The African Wildlife Foundation is the leading international conservation organization focused exclusively on Africa’s wildlife and wild lands. AWF’s programs and conservation strategies are designed to protect the wildlife and wild lands of Africa and ensure a more sustainable future for Africa’s people
CAMPFIRE Association (CA) is a registered Private Voluntary Organization (PVO) and lead coordinating institution of the CAMPFIRE programme. The Association is guided by a constitution, and its mission is to promote and facilitate CAMPFIRE by engaging Rural District Councils (RDCs), their constituent communities and other relevant public and private agencies to implement and support activities conducive to the development of communal areas through the sustainable utilization of wildlife and other natural resources in communal areas.

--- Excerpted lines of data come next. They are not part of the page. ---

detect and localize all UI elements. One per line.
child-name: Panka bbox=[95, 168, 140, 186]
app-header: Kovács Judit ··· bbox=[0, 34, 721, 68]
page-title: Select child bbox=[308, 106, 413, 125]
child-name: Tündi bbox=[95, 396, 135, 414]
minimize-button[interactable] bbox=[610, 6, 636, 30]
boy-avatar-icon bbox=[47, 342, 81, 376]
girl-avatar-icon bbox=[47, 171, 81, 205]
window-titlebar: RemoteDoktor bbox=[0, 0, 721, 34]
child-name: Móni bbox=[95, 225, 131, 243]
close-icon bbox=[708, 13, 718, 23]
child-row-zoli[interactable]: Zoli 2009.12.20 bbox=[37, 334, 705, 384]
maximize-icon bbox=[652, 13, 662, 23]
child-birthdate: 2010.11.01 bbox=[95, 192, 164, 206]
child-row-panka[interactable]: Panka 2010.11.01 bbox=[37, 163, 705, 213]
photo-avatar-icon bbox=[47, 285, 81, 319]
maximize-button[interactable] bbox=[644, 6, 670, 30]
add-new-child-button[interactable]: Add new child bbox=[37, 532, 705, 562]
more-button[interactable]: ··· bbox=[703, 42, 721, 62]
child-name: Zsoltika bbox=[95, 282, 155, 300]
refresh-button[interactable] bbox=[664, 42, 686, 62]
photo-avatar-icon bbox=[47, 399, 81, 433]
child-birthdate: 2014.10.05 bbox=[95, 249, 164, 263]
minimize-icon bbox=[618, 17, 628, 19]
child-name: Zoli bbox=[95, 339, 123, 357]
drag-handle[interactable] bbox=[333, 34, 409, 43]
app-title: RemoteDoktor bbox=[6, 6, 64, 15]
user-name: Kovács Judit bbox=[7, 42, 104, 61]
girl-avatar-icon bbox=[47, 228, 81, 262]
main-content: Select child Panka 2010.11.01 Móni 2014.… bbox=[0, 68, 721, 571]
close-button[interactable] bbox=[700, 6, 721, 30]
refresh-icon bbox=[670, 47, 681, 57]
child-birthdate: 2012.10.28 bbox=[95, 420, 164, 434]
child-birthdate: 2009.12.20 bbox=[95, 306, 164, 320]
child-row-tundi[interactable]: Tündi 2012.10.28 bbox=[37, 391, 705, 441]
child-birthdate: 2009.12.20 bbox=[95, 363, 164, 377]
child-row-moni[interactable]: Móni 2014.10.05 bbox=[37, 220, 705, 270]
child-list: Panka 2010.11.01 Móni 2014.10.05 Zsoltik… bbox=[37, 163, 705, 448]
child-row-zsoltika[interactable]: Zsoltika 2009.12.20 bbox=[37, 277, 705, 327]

CIFOR is a non-profit, scientific institution that conducts research on the most pressing challenges of forest and landscape management around the world. Using a global, multidisciplinary approach, we aim to improve human well-being, protect the environment, and increase equity. To do so, we conduct innovative research, develop partners’ capacity, and actively engage in dialogue with all stakeholders to inform policies and practices that affect forests and people.
WWF has been working in Zimbabwe since 1985. Zimbabwe has vast experience in the sustainable use of natural resources and was the first country in Africa to develop an alternative approach to the management of wildlife outside protected areas using community based natural resources management approaches. The goal of the office is to “Contribute to the creation of a Zimbabwe with well managed networks of wild areas that co-exist with a society thriving on a sustainable natural resource based economy”.
WWF Zimbabwe’s work covers the following thematic areas: wildlife and protected areas management; forestry and landscape management; wetlands management; and renewable energy solutions which fall within the wildlife, forests, freshwater, and climate and energy Global Practices of WWF respectively. The themes present opportunities to positively impact on Zimbabwe’s rich natural resource assets which are under siege from agricultural expansion; high population growth and urbanization rates; over-reliance on wood energy; illegal wildlife killing and trade; and climate change, among other pressures.
CIRAD is a targeted research organization, and bases its operations on development needs, from field to laboratory and from a local to a global scale. Cirad as a leader facilitates the implementation of the DREAM project. Cirad will also participate in the setting up of the agricultural and environmental research framework of the Project through the scientific committee, the RP-PCP and the ICP. Cirad will also participate in the supervision of the academic research activities and in the realisation of the applied participatory research projects for innovation options in Conservation-Agriculture, NRM and livestock production.